Saturday, December 25, 2010
PA Library for the Blind Study Hits a Philly Buzzsaw
Link to December 25 Philadelphia Inquirer article, "Study recommends downsizing Philly Library for the Blind".
Excerpt: After more than a century in Philadelphia, the nation's oldest library for the blind is facing the potential loss of most of its materials and services to its Pittsburgh counterpart.
A state-commissioned study has recommended that the Philadelphia Library for the Blind and Physically Handicapped be significantly downsized - at a savings of about $600,000 a year for the Pennsylvania Department of Education, which funds it.

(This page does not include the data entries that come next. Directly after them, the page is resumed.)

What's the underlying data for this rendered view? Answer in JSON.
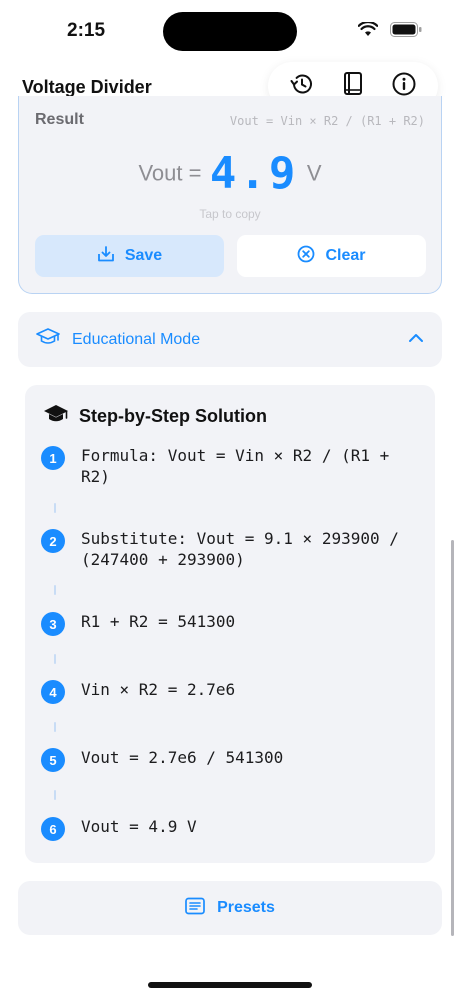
{
  "status_bar": {
    "time": "2:15"
  },
  "nav": {
    "title": "Voltage Divider"
  },
  "toolbar": {
    "icons": [
      "history-icon",
      "book-icon",
      "info-icon"
    ]
  },
  "result": {
    "title": "Result",
    "formula": "Vout = Vin × R2 / (R1 + R2)",
    "vout_label": "Vout =",
    "value": "4.9",
    "unit": "V",
    "tap_hint": "Tap to copy",
    "save_label": "Save",
    "clear_label": "Clear"
  },
  "educational": {
    "label": "Educational Mode",
    "expanded": true
  },
  "steps": {
    "title": "Step-by-Step Solution",
    "items": [
      {
        "num": "1",
        "text": "Formula: Vout = Vin × R2 / (R1 + R2)"
      },
      {
        "num": "2",
        "text": "Substitute: Vout = 9.1 × 293900 / (247400 + 293900)"
      },
      {
        "num": "3",
        "text": "R1 + R2 = 541300"
      },
      {
        "num": "4",
        "text": "Vin × R2 = 2.7e6"
      },
      {
        "num": "5",
        "text": "Vout = 2.7e6 / 541300"
      },
      {
        "num": "6",
        "text": "Vout = 4.9 V"
      }
    ]
  },
  "presets": {
    "label": "Presets"
  },
  "colors": {
    "accent": "#1a8cff",
    "card_bg": "#f2f3f7",
    "save_bg": "#d7e8fc"
  }
}
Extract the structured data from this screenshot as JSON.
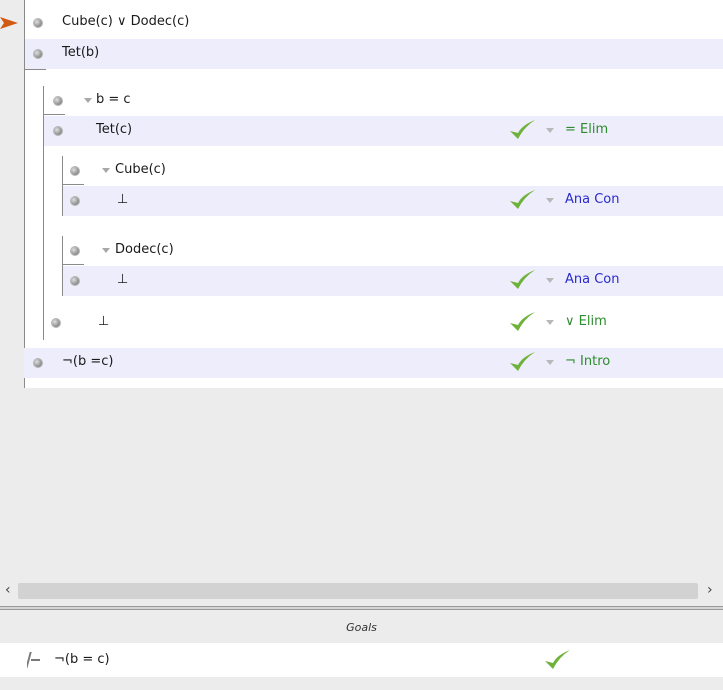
{
  "proof": {
    "premise1": "Cube(c) ∨ Dodec(c)",
    "premise2": "Tet(b)",
    "sub1_assumption": "b = c",
    "sub1_step": "Tet(c)",
    "sub1_step_rule": "= Elim",
    "case1_assumption": "Cube(c)",
    "case1_step": "⊥",
    "case1_rule": "Ana Con",
    "case2_assumption": "Dodec(c)",
    "case2_step": "⊥",
    "case2_rule": "Ana Con",
    "sub1_conclusion": "⊥",
    "sub1_conclusion_rule": "∨ Elim",
    "conclusion": "¬(b =c)",
    "conclusion_rule": "¬ Intro"
  },
  "colors": {
    "rule_green": "#2e8b2e",
    "rule_blue": "#2a2acc",
    "check_green": "#6fb23a",
    "pointer": "#d05a14",
    "shaded_row": "#ededfc"
  },
  "goals": {
    "header": "Goals",
    "items": [
      {
        "formula": "¬(b = c)",
        "icon": "turnstile-icon",
        "status": "check-icon"
      }
    ]
  },
  "scroll": {
    "left_arrow": "‹",
    "right_arrow": "›"
  }
}
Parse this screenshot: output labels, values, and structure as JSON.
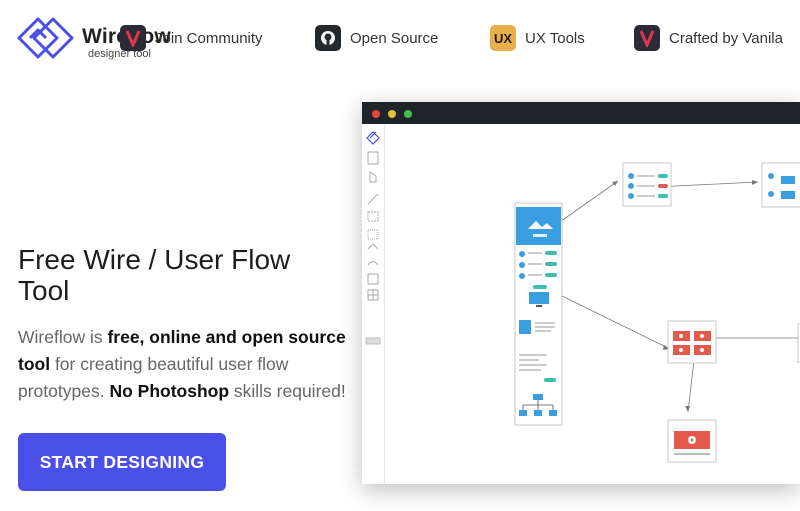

Although the principal heir would be the Carnegie Library for the Blind, the study also suggests moving Philadelphia's Braille collection - at 95,000 titles one of the country's largest - to Iowa.
The commonwealth's two libraries "are duplicating efforts, incurring unnecessary costs, and increasing the complexity" of usage for their patrons, the draft report said. It also described the library's four-story building at 919 Walnut St. as a "difficult environment in which to work" and warned of lease costs rising 7 percent annually in the next decade.
Predictably, with an estimated one-third of the state's 393,000 visually impaired residents living in the five Southeastern Pennsylvania counties, the study has run into a wall of outrage.